Microsoft Could Launch a Start Menu Option in Windows 8

Now that Sinofsky is out, Microsoft could reconsider its options for Windows 8

  Windows 7 was the last Windows OS to have a Start Menu
Windows 8 dumps the traditional Start Menu and instead adopts a “confusing” Start Screen that relies on live tiles to let users launch apps from a single screen.

Windows 8 dumps the traditional Start Menu and instead adopts a “confusing” Start Screen that relies on live tiles to let users launch apps from a single screen.

Steven Sinofsky, the former Windows boss, is one of the main Microsoft executives who wanted to replace the Start Menu with a Start Screen, claiming that adopting a feature that would better mix the desktop industry with the touch-optimized market would support the company’s long-term plans.

CIO Today writes that Sinofsky even convinced CEO Steve Ballmer to adopt his idea, so all Windows 8 workstations now come with a Start Screen.
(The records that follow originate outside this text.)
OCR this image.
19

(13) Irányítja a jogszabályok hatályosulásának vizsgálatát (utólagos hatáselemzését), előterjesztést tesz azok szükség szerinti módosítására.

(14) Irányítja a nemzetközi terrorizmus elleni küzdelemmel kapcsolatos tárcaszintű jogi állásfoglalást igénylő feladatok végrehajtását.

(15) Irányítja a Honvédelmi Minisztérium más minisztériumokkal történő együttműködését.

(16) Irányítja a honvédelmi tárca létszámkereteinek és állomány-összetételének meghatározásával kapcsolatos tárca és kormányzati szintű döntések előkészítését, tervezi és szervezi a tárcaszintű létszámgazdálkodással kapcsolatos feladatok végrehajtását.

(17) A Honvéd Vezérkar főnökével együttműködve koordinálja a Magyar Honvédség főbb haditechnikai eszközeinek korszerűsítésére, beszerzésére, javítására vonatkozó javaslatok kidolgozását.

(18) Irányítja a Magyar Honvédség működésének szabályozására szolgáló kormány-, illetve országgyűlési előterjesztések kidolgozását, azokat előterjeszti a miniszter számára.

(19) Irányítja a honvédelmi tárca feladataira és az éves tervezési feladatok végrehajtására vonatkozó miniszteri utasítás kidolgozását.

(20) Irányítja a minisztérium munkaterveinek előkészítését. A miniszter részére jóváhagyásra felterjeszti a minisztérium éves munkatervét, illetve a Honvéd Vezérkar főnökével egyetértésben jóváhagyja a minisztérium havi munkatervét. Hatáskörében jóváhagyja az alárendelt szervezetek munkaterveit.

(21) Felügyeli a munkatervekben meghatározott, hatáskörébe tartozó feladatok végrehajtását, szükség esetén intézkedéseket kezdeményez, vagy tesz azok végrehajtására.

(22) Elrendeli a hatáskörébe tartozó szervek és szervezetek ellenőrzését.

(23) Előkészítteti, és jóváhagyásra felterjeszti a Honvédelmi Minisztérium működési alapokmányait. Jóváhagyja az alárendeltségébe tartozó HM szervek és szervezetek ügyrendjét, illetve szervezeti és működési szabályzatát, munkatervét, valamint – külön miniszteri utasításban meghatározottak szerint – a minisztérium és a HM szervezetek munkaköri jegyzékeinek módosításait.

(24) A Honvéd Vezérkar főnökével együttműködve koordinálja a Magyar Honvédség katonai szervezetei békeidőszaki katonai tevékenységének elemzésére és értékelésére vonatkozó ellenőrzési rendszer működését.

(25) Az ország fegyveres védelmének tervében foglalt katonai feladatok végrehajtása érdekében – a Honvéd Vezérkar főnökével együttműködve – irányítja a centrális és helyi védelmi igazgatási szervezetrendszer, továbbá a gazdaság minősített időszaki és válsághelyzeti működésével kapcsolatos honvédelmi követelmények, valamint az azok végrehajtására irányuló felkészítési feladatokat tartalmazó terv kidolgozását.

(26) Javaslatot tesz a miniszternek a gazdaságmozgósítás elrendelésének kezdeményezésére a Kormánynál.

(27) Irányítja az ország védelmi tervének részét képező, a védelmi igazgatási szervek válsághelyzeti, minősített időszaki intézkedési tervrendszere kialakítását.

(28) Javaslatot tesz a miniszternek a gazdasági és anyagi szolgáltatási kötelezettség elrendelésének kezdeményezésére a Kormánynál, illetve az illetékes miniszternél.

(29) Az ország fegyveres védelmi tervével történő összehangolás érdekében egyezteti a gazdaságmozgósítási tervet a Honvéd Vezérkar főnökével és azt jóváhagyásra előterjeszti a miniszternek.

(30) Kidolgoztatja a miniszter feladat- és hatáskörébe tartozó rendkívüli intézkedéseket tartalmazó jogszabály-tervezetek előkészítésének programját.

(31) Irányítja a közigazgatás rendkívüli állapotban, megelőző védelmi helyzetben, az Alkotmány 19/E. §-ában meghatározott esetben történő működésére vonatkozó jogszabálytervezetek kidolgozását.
Steven Sinofsky is no longer head of the Windows division and more and more voices familiar with matter are hinting that a Start Menu option could, after all, land on Windows 8 platforms.

There are already several third-party apps that could restore the Start Menu on Windows 8 and Stardock’s Start8 is one of the most popular.

Kris Kwilas, Stardock's technology vice president, says that his software has already sold tens of thousands of copies, while even more consumers take the trial version for a spin.

“Early adopters of Windows 8 feel there's something missing -- a comfort factor for how they want to use their PCs," Kwilas says, hinting that Microsoft may actually develop a Start Menu for Windows 8, just to make sure its new operating system isn’t considered a confusing solution anymore.

But Steve Ballmer said in an interview with the Associated Press in October that Microsoft has absolutely no intention to bring back the Start Menu. You already have “a whole screen as a Start button,” Ballmer said.

Steven Sinofsky, on the other hand, explained during the Windows 8 launch conference that it’s just a matter of time until people get used to the new Start Screen. The same happened with the Start button too, he explained.

“You know, as familiar and productive as Windows 7 is for customers today, the world that led to Windows 7 began back in the early 1990s when familiar concepts like the Start menu were first conceived. Familiar today, but completely new when it was first released. That technology world was so very different than the world we experience each and every day.”